Al final de la mesa, Harry estaba rojo de la pena ante los elogios y Ginny estaba mirando en shock como el profesor que ella antes detestaba demostraba ahora una intuición notable de la personalidad de Harry.

– Gracias Severus. – Dumbledore entró a la conversación apaciblemente. – ¿Qué hechizo les enseñaste para que bloquearan la maldición, Harry?

– No era un hechizo solo persé, señor. Era más bien una combinación de la magia de todos con el hechizo Egregius Protego. Si varias personas trabajan juntas, serían capaces de bloquear cualquier cosa.

El director asintió lentamente, con una expresión de orgullo en el rostro.

– Hermione encontró la idea la semana pasada. – continuó Harry. – Yo solo les enseñé como usarlo.

– ¿Por qué asignaste tarea? – preguntó de súbito Snape recordando a Harry pidiendo un pie de pergamino.

– Encontré que así era más fácil determinar cuanto habían aprendido, y eso me ayuda a mí a determinar quienes están más avanzados para ayudar con los otros que están batallando un poco durante las reuniones. Ginny hizo maravillas con Luna hoy.

Al lado del joven, Ginny se puso de un bonito color de rosa ante el elogio.

El director asintió y sonrió. – Bien Harry, felicidades en tu nueva posición como profesor asistente. Ahora tendrás el poder de dar y quitar puntos, entre otras responsabilidades y privilegios que discutiremos luego. Se que no abusarás de ellos.

Harry respingó mirando al director para luego sacudir la cabeza. – Claro que no, señor.

– Bien Harry, creo que tienes una cita para cenar esta noche, ¿no?

Harry asintió y sin decir nada mas, se desvaneció junto con su novia.

– Saben, él al menos debería pretender no hacernos quedar mediocre. – dijo Snape secamente. – Él se pudo haber parado como el resto de los mortales.

– Severus. – interrumpió McGonagall, sus ojos chispeantes. – No me agradó para nada el que me hablaras así frente a los alumnos.

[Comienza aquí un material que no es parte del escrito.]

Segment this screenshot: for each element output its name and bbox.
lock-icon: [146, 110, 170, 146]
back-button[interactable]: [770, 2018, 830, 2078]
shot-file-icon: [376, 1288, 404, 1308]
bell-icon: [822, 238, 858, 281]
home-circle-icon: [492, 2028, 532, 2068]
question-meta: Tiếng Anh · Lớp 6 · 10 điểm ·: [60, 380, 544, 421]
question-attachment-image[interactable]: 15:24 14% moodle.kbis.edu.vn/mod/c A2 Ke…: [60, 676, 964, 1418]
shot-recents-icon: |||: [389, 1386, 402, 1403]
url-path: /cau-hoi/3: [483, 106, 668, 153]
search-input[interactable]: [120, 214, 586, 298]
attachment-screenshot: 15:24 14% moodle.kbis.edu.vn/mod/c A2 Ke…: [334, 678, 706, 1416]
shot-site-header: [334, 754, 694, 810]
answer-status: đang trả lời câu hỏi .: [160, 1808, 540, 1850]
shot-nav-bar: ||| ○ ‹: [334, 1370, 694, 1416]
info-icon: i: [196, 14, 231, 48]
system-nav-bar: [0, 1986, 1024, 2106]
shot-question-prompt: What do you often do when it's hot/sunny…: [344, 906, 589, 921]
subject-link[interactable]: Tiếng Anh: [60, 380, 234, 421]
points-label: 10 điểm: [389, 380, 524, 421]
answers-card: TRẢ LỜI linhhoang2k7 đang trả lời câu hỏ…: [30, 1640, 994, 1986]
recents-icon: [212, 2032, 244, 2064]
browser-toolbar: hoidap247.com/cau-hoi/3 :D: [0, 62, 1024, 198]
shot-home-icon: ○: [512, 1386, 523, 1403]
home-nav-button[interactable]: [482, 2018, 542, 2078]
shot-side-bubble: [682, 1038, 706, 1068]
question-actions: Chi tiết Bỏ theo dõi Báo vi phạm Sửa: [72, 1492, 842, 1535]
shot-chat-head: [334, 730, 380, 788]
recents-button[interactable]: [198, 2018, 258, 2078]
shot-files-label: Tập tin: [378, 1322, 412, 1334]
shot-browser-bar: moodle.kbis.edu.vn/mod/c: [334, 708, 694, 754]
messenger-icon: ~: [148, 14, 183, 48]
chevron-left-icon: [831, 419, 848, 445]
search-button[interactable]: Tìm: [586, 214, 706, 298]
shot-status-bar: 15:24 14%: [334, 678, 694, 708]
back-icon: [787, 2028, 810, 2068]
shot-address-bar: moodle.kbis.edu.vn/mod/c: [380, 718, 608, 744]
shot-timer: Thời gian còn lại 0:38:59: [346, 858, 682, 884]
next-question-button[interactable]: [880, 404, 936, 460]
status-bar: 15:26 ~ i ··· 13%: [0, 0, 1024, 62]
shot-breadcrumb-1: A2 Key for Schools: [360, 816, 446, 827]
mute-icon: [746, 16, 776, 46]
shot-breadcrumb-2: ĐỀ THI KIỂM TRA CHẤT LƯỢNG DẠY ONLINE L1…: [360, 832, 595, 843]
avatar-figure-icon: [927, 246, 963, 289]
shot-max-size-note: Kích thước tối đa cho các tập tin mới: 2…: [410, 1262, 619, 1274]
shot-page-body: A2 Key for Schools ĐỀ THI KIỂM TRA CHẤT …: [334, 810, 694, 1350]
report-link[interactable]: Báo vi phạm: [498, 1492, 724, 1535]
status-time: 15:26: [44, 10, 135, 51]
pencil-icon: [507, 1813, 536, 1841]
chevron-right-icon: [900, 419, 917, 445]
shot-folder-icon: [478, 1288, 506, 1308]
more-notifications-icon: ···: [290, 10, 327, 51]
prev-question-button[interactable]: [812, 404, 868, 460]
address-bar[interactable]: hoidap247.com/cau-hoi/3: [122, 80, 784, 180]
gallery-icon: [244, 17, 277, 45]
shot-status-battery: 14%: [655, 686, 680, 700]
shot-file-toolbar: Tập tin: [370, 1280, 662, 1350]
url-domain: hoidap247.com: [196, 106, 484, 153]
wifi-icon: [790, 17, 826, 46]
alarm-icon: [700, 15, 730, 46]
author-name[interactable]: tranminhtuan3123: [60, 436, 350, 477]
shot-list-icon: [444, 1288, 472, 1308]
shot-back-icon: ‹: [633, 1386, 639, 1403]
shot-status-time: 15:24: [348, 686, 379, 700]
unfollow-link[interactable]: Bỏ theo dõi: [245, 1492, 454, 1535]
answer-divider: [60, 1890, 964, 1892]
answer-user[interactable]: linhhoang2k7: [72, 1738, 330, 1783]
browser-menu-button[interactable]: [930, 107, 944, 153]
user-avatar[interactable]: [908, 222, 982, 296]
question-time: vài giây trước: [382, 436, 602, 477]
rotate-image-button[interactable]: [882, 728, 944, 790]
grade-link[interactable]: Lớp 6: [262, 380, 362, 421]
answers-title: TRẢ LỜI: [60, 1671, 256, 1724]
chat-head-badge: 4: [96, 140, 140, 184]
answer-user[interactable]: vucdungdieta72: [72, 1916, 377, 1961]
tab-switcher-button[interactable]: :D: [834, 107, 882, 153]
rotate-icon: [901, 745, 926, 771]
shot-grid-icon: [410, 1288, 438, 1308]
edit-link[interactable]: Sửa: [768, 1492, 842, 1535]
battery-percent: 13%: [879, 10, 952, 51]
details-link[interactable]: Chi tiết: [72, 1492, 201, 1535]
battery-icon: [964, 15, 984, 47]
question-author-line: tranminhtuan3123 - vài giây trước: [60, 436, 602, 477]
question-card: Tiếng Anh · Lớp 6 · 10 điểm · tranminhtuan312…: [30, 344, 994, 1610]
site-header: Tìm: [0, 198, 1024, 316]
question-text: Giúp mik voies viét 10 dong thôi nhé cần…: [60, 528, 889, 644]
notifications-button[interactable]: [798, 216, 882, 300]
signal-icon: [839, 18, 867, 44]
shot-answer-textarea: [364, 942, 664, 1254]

Snape respiró hondo. Un mes atrás su respuesta hubiese sido desdeñosa. – Lo lamento, Min. Para serte honesto hasta me olvidé que estaban ahí. Tú no viste el efecto que lanzar esa maldición tuvo en Harry y sus razones para lanzarla. El chico sí que teme el hacer un error y perder a alguien. Él no ha olvidado cómo se sintió durante la ausencia de Black, y eso es una de las cosas que lo animan a seguir adelante.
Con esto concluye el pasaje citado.